Der See mit zwei langen Enden

Seit das Kind auf einer Landkarte den Bodensee sah, hatte es einen Traum.

  • Dagmar Schwaab
  • Lesedauer: 3 Min.

Mein Vater war Geografielehrer und zeitweilig Schulleiter. Als ich fünf Jahre alt war, durfte ich ihn einmal in seinem Direktorzimmer besuchen. Dort beeindruckte mich am stärksten die große Wandkarte von Deutschland. Allein - ich konnte sie noch nicht deuten und fragte nach. Mein Vater erklärte mir: »So wird unser Land abgebildet. Die Ebenen mit den vielen Wiesen sind grün, die Gebirge mit ihren Felsen braun, sehr hohe Gipfel, wo ständig Schnee liegt, weiß und das Wasser blau eingezeichnet. Dazu gehören das große Meer, die langen Flüsse und die Seen.

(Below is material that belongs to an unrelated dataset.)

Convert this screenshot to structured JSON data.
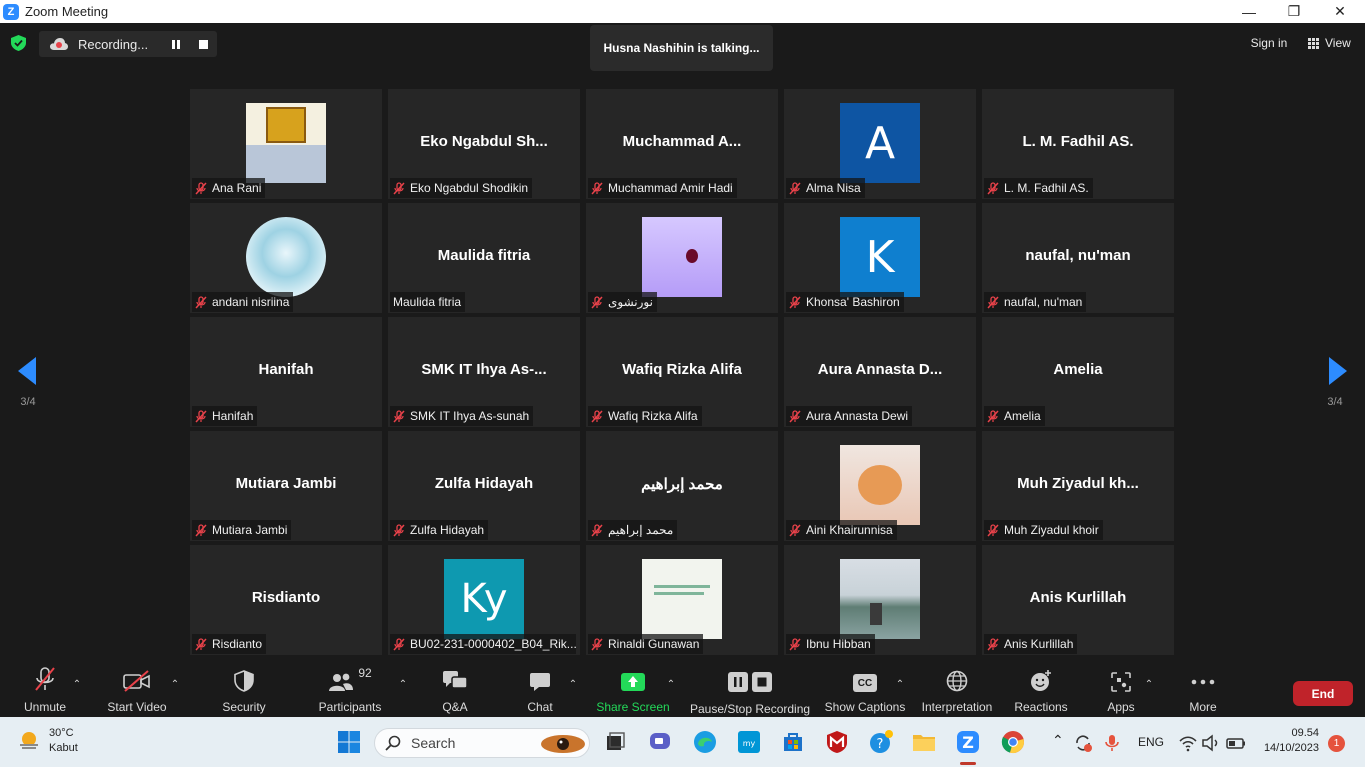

Sogar ihre Form wird dargestellt. Siehst du, hier ist ein Kreisrunder, dort ein langer.« Ich war ganz bei der Sache. »Und hier unten ist einer mit zwei langen Enden«, entdeckte ich. »Das ist der Bodensee«, ergänzte mein Vater. Ich habe mir alles genau gemerkt.

Kurze Zeit später war meine Mutter einmal nicht zu Hause, weshalb ich bei Vater im Arbeitszimmer spielen musste. Es klingelte, und er verließ kurzzeitig den Raum. Neugierig, wie Kinder sind, guckte ich auf seinen Schreibtisch. Dort war ein großes Buch aufgeschlagen mit einer Abbildung, die über zwei Seiten reichte. Jetzt wusste ich, was da zu sehen war: ein Land mit hohen Bergen, denn es herrschte die Farbe braun vor. Oft ragten da weiße Gipfel heraus. Aber die größte Überraschung befand sich rechts oben auf der Karte. Das war der See mit den zwei langen Enden - der Bodensee. Aber wieso hatte er diesen ganz anderen Platz? Da kam mein Vater wieder herein. Er ertappte mich bei meinem Studium und erklärte mir: »Das ist unser südliches Nachbarland, die Schweiz. Sie hat auch einen Anteil am Ufer des Bodensees. Morgen spreche ich mit meinen Schülern darüber. Du wirst das alles später erfahren, wenn du in die Schule gehst.«

Welch eine Entdeckung! Der See wurde ja immer interessanter. Da nahm ich mir vor, selbst alles genau in Augenschein zu nehmen, wenn ich erwachsen sein würde. Von nun an hatte ich einen Traum und ein großes Geheimnis, das ich niemandem verraten würde. Es war gar nicht so leicht, es zu hüten, denn es gibt im Leben bekanntlich auch Hindernisse. Wir schrieben damals das Jahr 1929. Ich musste siebzig Jahre lang warten, bis sich mein Traum erfüllte. Dazwischen lagen der Faschismus, der Zweite Weltkrieg, die schwierige Nachkriegszeit, der Kalte Krieg und die Teilung Deutschlands mit dem strengen Grenzregime.

Noch vor dem Ende des Jahrhunderts wurde der westliche Teil Deutschlands für uns wieder zugänglich, und ich nutzte eine Reise ins Allgäu für einen Tagesauflug nach Lindau. Mehr als die schöne Stadt interessierte mich der Bodensee. Ich suchte den Hafen und hatte Glück. Bald kam ein österreichisches Linienschiff, auf dem ich bis Wasserburg mitfahren konnte. Das deutsche und das österreichische Ufer zeigten sich im schönsten Frühlingsgrün. Leider lag der Zufluss des Rheins im Dunst. Das kleine Wasserburg hatte allerlei zu bieten, wie die Hochwassermarken und die Jahreszahlen der strengen Fröste, die den See zufrieren ließen, die Kirche oder den Malerwinkel mit der schönen Aussicht auf Lindau. Dorthin wanderte ich am Ufer entlang über Streuobstwiesen nach Lindau. Dort blieb noch Zeit für einen Stadtrundgang.

Der erlebnisreiche Tag erfüllte mir meinen Kindertraum. Der See mit den zwei langen Enden war nicht mehr nur ein Vermerk auf der Landkarte.